O movimento ocorre em meio a uma estratégia mais ampla do presidenciável: a de insistir em ter o ex-governador mineiro Romeu Zema (Novo) como seu vice na corrida ao Palácio do Planalto. O plano, contudo, esbarra no fato de que o diretório estadual é dividido entre o grupo liderado pelo deputado federal Nikolas Ferreira (PL-MG) e a outra ala mais institucional.
Flávio, inclusive, tenta manter a relação apaziguada com Nikolas, que nos últimos meses coleciona entreveros com outros membros da família Bolsonaro e aliados. Principal puxador de votos da legenda no estado, o deputado federal defende que a sigla apoie a candidatura do governador Mateus Simões (PSD) ao comando do estado.
Com o peso que tem nas redes sociais e nas urnas, Nikolas tem dado as cartas em negociações, vetou nomes para entrar no partido e tem participado de viagens com Simões. Flávio, por sua vez, tem trabalhado para mantê-lo por perto, mas não a ponto de perder protagonismo, e se consolidar como o porta-voz do pai, o ex-presidente Jair Bolsonaro (PL).

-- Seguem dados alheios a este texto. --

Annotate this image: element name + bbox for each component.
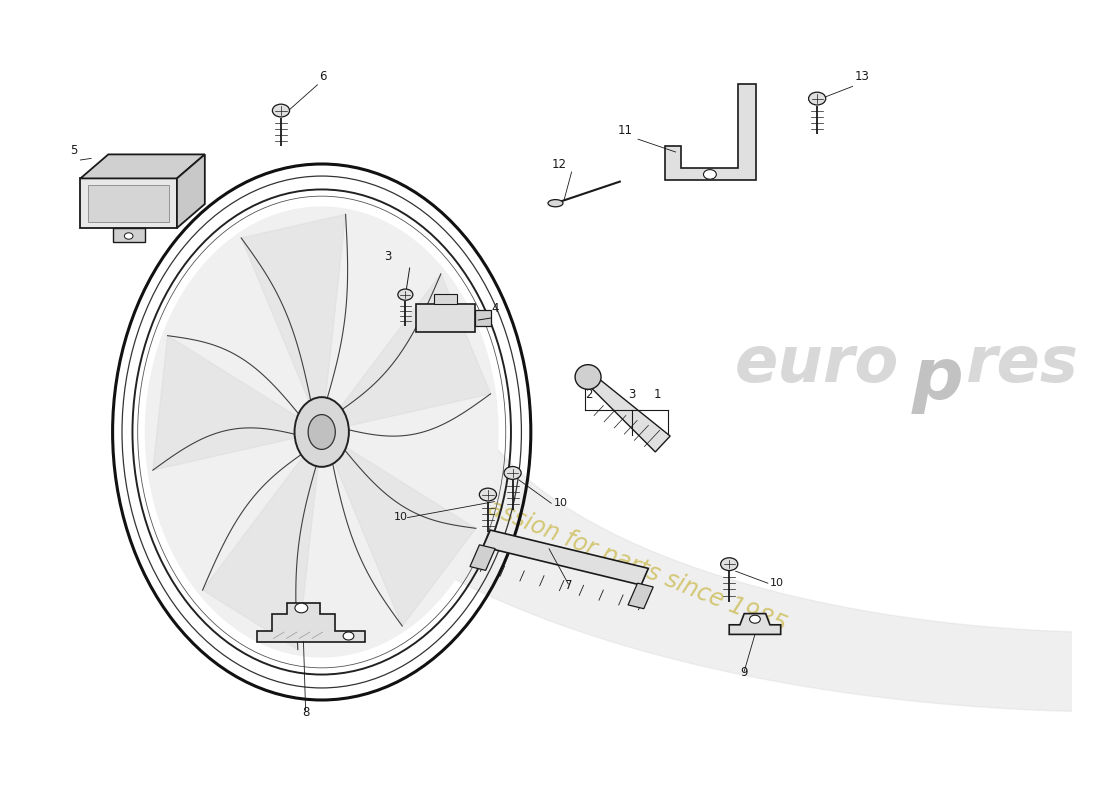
Polygon shape — [416, 304, 475, 332]
Text: 12: 12 — [551, 158, 566, 171]
Text: 6: 6 — [320, 70, 327, 83]
Text: 8: 8 — [301, 706, 309, 719]
Ellipse shape — [575, 365, 601, 390]
Text: 3: 3 — [384, 250, 392, 263]
Text: euro: euro — [735, 333, 899, 395]
Polygon shape — [202, 450, 319, 650]
Text: 4: 4 — [491, 302, 498, 315]
Polygon shape — [433, 294, 458, 304]
Polygon shape — [80, 154, 205, 178]
Text: 13: 13 — [855, 70, 870, 83]
Polygon shape — [80, 178, 177, 228]
Text: 1: 1 — [653, 388, 661, 401]
Circle shape — [398, 289, 412, 300]
Circle shape — [343, 632, 354, 640]
Text: 10: 10 — [394, 512, 407, 522]
Circle shape — [704, 170, 716, 179]
Circle shape — [749, 615, 760, 623]
Polygon shape — [475, 310, 491, 326]
Polygon shape — [153, 336, 305, 470]
Polygon shape — [470, 545, 495, 570]
Circle shape — [504, 466, 521, 479]
Ellipse shape — [145, 206, 498, 658]
Circle shape — [808, 92, 826, 105]
Text: p: p — [912, 346, 964, 414]
Text: a passion for parts since 1985: a passion for parts since 1985 — [450, 482, 790, 638]
Text: 2: 2 — [585, 388, 593, 401]
Text: 5: 5 — [69, 143, 77, 157]
Polygon shape — [241, 214, 345, 410]
Text: 10: 10 — [553, 498, 568, 508]
Polygon shape — [177, 154, 205, 228]
Polygon shape — [88, 185, 169, 222]
Polygon shape — [257, 603, 364, 642]
Circle shape — [295, 603, 308, 613]
Text: 9: 9 — [740, 666, 748, 679]
Polygon shape — [297, 430, 1100, 712]
Polygon shape — [112, 228, 145, 242]
Polygon shape — [729, 614, 781, 634]
Polygon shape — [483, 530, 648, 585]
Polygon shape — [628, 583, 653, 609]
Text: 7: 7 — [564, 579, 572, 592]
Text: res: res — [965, 333, 1078, 395]
Circle shape — [273, 104, 289, 117]
Ellipse shape — [308, 414, 336, 450]
Text: 10: 10 — [770, 578, 784, 587]
Circle shape — [720, 558, 738, 570]
Ellipse shape — [548, 200, 563, 207]
Polygon shape — [584, 373, 670, 452]
Polygon shape — [334, 274, 491, 428]
Text: 3: 3 — [628, 388, 636, 401]
Circle shape — [124, 233, 133, 239]
Polygon shape — [330, 442, 476, 626]
Circle shape — [480, 488, 496, 501]
Ellipse shape — [295, 397, 349, 467]
Text: 11: 11 — [618, 124, 632, 138]
Polygon shape — [664, 84, 756, 180]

Já outro grupo da sigla quer manter as portas abertas para uma candidatura, seja em uma composição com o senador Cleitinho Azevedo (Republicanos) ou com um nome do PL. Integrantes dessa ala avaliam ainda que, em temas ligados à segurança pública no estado, pode haver um afastamento entre Nikolas e Simões.
Mas, segundo interlocutores, independentemente de qual seja o grupo, a ansiedade das alas tem atrapalhado Flávio Bolsonaro, que já pediu que seja respeitada a hierarquia e que as decisões sobre a chapa em Minas sejam tomadas após a definição nacional. Ele não quer que sejam dadas esperanças nem feitas promessas.
Aproximação com Zema
O cálculo do senador leva em conta a aproximação recente com Zema, que também é pré-candidato à Presidência. O movimento busca atrair o mineiro para compor a chapa, diante do afunilamento do tempo e do que indicam pesquisas eleitorais.
Soma-se a isso a tentativa de evitar que o político Novo ocupe o espaço de principal referência na defesa de pautas da direita, como embates com o Supremo Tribunal Federal (STF). Zema mantém o discurso de que irá disputar a Presidência da República, e os dois chegaram a fazer uma publicação baseada em um vídeo viral para brincar com a situação.
Flávio também argumenta com os correligionários que um fechamento com Zema, em um plano inicial, vai ditar os rumos da sigla no estado, uma vez que o ex-governador é quem levou adiante o plano de Simões, então seu vice, de disputar o governo mineiro. Ele também já avisou aos membros da sigla que qualquer fala sobre a chapa em Minas precisa de sua autorização.